I am wondering if we will advance to a stage where deep learning will eventually enable machines to compose new music, or a totally new painting or write a new script for a movie or compose lyrics. Like how computers do with there imagination?
Do we think this is possible?
I do not know much about imagination in general nor in the context of computers and would not be able to speak to that
But if you are talking about creating music or art, one of the students does amazing things with GANs and her artwork There has been musical pieces ‘composed’ by algorithms played by orchestras, you can look them up if you’d like.
This course covers the techniques that can be used to such ends with great success
Much of the best work is happening here: https://magenta.tensorflow.org/
As for music, I saw some guy on Youtube create an algorithm that trains itself on MIDI files and composes new music based on tones and rhythms similar to what it’s trained on. MIDIs are very primitive - I’m wondering if the same methodology can extend to, say, WAVs or MP3s.
On the script/storytelling front there’s a very interesting field called ‘Natural Language Generation’ that I’ve just started touching upon. The idea is to generate text from either text, images or structured data. It seems like deep learning is only just starting to be applied there and the results are quite interesting. It’s been very successfully applied for image captioning, but the field goes way beyond that.
I actually wanted to raise this topic area to @jeremy as I think it’s a very interesting one and would love to see it covered in part 2 of the course.
Here are a few papers/articles on the subject:
https://arxiv.org/pdf/1703.09902.pdf (A recent survey; 118 pages)
https://www.kdnuggets.com/2017/05/nlg-natural-language-generation-overview.html (An article focused on corporate solutions)
https://arxiv.org/abs/1707.02633 (Controlling Linguistic Style Aspects in Neural Language Generation)
http://www.emnlp2015.org/proceedings/EMNLP/pdf/EMNLP199.pdf (Semantically Conditioned LSTM-based Natural Language Generation for Spoken Dialogue Systems)
At it’s core the idea is a really powerful one, especially when transforming structured data to text. In some ways it’s like a language model that you can influence/control the output of.
Hey Even - that is a nice survey there! Seems it is just a day old? Well, can’t look at it ATM but saving for later.
Here are some artists/researchers using deep learning to recreate the sounds of musicians such as the Beatles and Battles: Dadabots
They link to the relevant research as well.
Wondering if fast.ai framework can provide better results than magenta?
[edit:] I’ve just noticed that we will cover this in part 2, the generative models - applied to images and sentences. So I guess it will be easy to transpose for music as well.

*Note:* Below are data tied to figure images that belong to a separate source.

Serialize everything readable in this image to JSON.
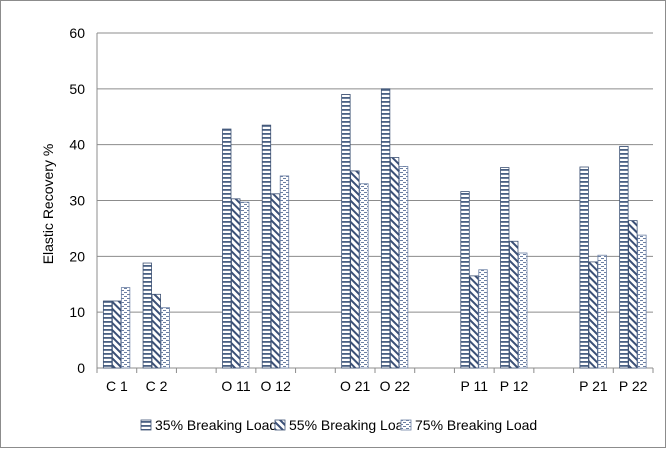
{
  "chart_data": {
    "type": "bar",
    "title": "",
    "xlabel": "",
    "ylabel": "Elastic Recovery %",
    "ylim": [
      0,
      60
    ],
    "yticks": [
      0,
      10,
      20,
      30,
      40,
      50,
      60
    ],
    "grid": "horizontal",
    "legend_position": "bottom",
    "categories": [
      "C 1",
      "C 2",
      "",
      "O 11",
      "O 12",
      "",
      "O 21",
      "O 22",
      "",
      "P 11",
      "P 12",
      "",
      "P 21",
      "P 22"
    ],
    "series": [
      {
        "name": "35% Breaking Load",
        "pattern": "horizontal-stripes",
        "color": "#4a6184",
        "values": [
          12,
          18.8,
          null,
          42.8,
          43.5,
          null,
          49,
          50,
          null,
          31.6,
          35.9,
          null,
          36,
          39.7
        ]
      },
      {
        "name": "55% Breaking Load",
        "pattern": "diagonal-stripes",
        "color": "#4a6184",
        "values": [
          12,
          13.2,
          null,
          30.3,
          31.2,
          null,
          35.3,
          37.7,
          null,
          16.5,
          22.7,
          null,
          19,
          26.4
        ]
      },
      {
        "name": "75% Breaking Load",
        "pattern": "dashed-lines",
        "color": "#6b7fa3",
        "values": [
          14.4,
          10.8,
          null,
          29.7,
          34.4,
          null,
          33,
          36.1,
          null,
          17.6,
          20.6,
          null,
          20.2,
          23.8
        ]
      }
    ]
  }
}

This weekend, I am participating to a music generation hackaton, and was trying to figure out how could I apply fast.ai and if it’s appropriate for it.
I dont have links to papers but
And for music, I think probably would be one of the first things that showed up to me in this regard
It would be extremely interesting these days to startup a software package (with deep learning) allowing people to produce a complete, high-budget film without any budget. In fact, cinema is the least reproducible among the arts these days because a technically good film requires a lot of money and people.
I participated to my first music hackaton - and I used lesson 4 to generate some nice music files.
Here it is the repository and the results https://github.com/alessaww/fastai_ws/tree/master/musichack
I will write a blog about it some day.
today, write a blog about it today (or this week)…
Siraj also has a video on deep learning and music. And even interviewed
Taryn Southern, who creates music using AI, explaining what kind of software she uses
Example of Taryn’s music:
Definitely interesting work! How did you annotate the key signature in each tune you process? I see the sample file being processed in G major, which means F is F#, but I see the following in the code
key: "K:maj" which is a bit confusing. Does the model learn sharps and flats from the structure of the tune, or it learns the key names separately from the notes?
So, Unfortunatelly, I know nothing about music. I get inspired from
[this work](https://github.com/IraKorshunova/folk-rnn). You can find some papers where they described how they cleaned the data, what tokens they used.
What I’ve done is not so much, I’ve took the data provided by them and train some models with pytorch.
The data comes indeed in notes, represented by letters, but I don’t know how to interpret that - so the maximum checking that I can do is to see if the result sounds good or bad.
I’ve seen as well, that the model always starts with K:maj, no matter how much I train, and no matter what the training data contains.
And another thing that is kind of confusing - if you try to give as input the first part of a song, but let the model to predict the next sequences it will fail, by repeating the same note over and over again.
So it’s more research to be done. But I encourage you to play with it, since it’s super easy to train it.
Thanks! Yes ABC is a common notation format for folk music. Each letter represents a musical note so C is ‘do’ and D is ‘re’, so on so forth. Lower case means a higher octave. The wikipedia article isn’t that good with explaining how it works and I found this one better.
I think some decisions made on cleaning is worth digging deeper for sure. This will be a side project for part2 then I happen to play Irish music so it would be particularly interesting to see how ‘good’ the model is by how it sounds, in addition to the common metrics.
Thanks for sharing the article! Didn’t know much about this field but sounds fascinating for sure.